Experiments on the Pima Indians Diabetes and Stroke datasets across more than 18,000 pipeline configurations reveal a structured yet partially redundant search space, where performance is dominated by a small subset of interacting components.
Ensemble models achieve stable performance, reaching a Weighted-F1 of 0.89 on Pima and 0.94 on Stroke. Macro-F1 reaches approximately 0.88 on Pima but drops to 0.6560 on Stroke due to severe imbalance. Cross-seed experiments show that ensembles reduce variance compared to single models. Friedman testing ($p < 0.05$) confirms significant ranking differences across configurations.
Based on analysis of component attribution, interaction, and similarity, optimal configuration design reveals dataset-dependent behavior. For the Pima dataset, computational efficiency benefits from simplified search spaces where redundant components can be removed, with split ratio playing a key role.

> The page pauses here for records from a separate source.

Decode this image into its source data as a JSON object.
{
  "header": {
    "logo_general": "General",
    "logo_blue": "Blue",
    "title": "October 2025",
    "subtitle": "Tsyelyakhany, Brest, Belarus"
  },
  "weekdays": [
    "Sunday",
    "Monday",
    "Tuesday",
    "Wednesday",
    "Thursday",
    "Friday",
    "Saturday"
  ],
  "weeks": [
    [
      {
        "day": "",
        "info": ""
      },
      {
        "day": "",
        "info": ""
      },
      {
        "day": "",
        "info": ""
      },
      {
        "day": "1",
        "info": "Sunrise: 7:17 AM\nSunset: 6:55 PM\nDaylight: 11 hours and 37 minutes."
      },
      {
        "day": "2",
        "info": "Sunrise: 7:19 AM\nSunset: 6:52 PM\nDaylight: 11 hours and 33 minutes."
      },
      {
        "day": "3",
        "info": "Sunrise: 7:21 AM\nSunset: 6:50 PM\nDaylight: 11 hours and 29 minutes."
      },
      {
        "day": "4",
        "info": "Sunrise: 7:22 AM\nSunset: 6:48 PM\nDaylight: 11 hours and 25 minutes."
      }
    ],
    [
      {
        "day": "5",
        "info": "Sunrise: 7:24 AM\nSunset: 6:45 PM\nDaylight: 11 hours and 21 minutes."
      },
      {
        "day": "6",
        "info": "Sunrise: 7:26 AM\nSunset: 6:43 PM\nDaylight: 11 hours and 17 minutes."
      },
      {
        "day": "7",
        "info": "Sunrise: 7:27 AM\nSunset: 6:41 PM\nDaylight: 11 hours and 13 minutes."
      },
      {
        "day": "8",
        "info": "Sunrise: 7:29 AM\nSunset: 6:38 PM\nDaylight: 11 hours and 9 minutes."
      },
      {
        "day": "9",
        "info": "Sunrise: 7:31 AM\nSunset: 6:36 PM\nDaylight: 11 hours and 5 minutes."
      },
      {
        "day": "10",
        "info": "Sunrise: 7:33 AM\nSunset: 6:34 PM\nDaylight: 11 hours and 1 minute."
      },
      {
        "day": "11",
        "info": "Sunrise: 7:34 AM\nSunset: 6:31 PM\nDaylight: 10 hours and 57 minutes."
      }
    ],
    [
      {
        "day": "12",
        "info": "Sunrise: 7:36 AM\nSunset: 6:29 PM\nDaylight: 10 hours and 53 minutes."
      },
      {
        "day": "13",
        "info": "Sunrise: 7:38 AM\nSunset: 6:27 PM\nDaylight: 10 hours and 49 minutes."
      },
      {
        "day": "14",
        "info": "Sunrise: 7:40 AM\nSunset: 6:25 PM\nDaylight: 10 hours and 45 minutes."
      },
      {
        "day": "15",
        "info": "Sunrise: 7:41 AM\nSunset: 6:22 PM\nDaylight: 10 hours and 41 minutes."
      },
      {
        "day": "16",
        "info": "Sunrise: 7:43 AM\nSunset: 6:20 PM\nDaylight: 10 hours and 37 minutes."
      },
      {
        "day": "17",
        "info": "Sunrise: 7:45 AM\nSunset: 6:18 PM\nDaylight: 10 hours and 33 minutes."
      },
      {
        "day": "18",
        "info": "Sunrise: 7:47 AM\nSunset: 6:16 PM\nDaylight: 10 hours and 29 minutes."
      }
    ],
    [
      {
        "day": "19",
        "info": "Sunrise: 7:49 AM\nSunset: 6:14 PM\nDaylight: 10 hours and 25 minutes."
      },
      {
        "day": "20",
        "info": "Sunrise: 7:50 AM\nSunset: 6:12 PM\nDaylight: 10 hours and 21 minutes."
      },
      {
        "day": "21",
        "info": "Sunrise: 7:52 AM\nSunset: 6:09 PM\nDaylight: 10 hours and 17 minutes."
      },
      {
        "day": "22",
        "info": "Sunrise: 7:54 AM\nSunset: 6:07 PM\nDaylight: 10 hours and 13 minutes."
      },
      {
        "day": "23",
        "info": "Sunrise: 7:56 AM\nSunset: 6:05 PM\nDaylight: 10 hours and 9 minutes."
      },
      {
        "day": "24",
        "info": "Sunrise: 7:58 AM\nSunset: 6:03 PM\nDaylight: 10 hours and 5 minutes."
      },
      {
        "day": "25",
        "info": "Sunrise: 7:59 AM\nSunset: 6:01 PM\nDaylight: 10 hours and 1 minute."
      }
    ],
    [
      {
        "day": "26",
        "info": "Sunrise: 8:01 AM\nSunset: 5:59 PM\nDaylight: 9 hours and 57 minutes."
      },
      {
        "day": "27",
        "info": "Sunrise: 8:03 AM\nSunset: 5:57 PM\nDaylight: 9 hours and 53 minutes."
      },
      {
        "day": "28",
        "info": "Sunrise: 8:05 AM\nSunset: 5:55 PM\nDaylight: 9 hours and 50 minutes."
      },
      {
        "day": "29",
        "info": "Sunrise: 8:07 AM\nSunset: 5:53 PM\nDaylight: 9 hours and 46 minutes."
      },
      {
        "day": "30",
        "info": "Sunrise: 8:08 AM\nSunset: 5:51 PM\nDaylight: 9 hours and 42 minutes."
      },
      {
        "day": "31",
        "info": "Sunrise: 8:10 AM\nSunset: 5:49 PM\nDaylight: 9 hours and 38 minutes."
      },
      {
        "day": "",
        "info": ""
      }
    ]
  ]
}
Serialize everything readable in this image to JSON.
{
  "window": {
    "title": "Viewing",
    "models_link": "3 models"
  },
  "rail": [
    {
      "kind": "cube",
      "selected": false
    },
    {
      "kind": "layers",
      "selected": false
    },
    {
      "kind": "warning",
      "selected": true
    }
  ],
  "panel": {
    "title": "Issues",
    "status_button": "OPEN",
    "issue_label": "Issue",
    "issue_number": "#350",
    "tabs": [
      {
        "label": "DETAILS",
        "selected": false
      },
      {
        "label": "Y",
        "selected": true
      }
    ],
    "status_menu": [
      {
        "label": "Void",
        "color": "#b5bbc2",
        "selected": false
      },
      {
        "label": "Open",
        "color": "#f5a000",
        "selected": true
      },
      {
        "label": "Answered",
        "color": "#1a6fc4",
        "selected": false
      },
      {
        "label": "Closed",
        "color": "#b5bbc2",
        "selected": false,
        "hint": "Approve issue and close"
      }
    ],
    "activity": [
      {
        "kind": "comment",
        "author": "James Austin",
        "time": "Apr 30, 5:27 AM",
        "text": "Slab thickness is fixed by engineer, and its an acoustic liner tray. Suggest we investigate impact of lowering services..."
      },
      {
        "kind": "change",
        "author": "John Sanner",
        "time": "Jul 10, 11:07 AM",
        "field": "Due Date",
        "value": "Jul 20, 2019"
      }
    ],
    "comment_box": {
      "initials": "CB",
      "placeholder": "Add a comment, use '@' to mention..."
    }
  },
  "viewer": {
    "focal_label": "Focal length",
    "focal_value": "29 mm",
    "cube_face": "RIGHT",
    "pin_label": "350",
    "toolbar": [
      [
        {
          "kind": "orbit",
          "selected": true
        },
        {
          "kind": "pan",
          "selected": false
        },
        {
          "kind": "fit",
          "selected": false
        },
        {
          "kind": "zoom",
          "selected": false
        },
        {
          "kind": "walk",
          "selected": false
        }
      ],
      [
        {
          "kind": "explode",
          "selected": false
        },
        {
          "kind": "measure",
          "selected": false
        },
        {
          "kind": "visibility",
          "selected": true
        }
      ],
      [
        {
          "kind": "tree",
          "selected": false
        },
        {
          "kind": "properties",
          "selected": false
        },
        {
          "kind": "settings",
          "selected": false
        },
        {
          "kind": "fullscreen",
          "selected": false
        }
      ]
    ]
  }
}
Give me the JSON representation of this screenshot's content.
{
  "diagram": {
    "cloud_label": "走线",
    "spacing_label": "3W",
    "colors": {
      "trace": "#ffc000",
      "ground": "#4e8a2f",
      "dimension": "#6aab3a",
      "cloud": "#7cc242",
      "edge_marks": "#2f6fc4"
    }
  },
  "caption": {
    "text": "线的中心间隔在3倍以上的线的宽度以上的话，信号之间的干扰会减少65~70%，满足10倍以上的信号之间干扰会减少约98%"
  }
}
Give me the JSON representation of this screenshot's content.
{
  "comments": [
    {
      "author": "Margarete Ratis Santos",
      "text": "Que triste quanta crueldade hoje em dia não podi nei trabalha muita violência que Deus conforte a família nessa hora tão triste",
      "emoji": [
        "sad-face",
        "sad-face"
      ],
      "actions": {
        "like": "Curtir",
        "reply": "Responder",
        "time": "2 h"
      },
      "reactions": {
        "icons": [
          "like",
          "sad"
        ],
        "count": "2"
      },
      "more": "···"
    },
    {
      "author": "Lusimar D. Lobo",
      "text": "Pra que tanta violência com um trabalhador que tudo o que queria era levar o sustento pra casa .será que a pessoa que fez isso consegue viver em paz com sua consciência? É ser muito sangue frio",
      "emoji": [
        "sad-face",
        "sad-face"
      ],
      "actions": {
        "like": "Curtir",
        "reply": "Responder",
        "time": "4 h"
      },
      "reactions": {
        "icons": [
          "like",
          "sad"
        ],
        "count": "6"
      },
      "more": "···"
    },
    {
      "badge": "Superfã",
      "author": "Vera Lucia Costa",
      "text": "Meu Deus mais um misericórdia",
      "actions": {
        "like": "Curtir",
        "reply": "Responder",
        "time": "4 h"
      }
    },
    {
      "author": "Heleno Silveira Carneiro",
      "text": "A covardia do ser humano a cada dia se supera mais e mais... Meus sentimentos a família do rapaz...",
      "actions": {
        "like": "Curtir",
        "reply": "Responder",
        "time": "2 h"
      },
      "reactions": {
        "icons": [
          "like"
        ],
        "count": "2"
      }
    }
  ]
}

In contrast, the Stroke dataset requires enhanced imbalance-aware strategies, where RandomOverSampler improves Macro-F1 from 0.6560 to 0.6766.
These findings demonstrate that effective AutoML optimization is achieved through optimal configuration design, where carefully constraining the search space to high-impact components can improve performance, stability, and interpretability while reducing unnecessary search complexity.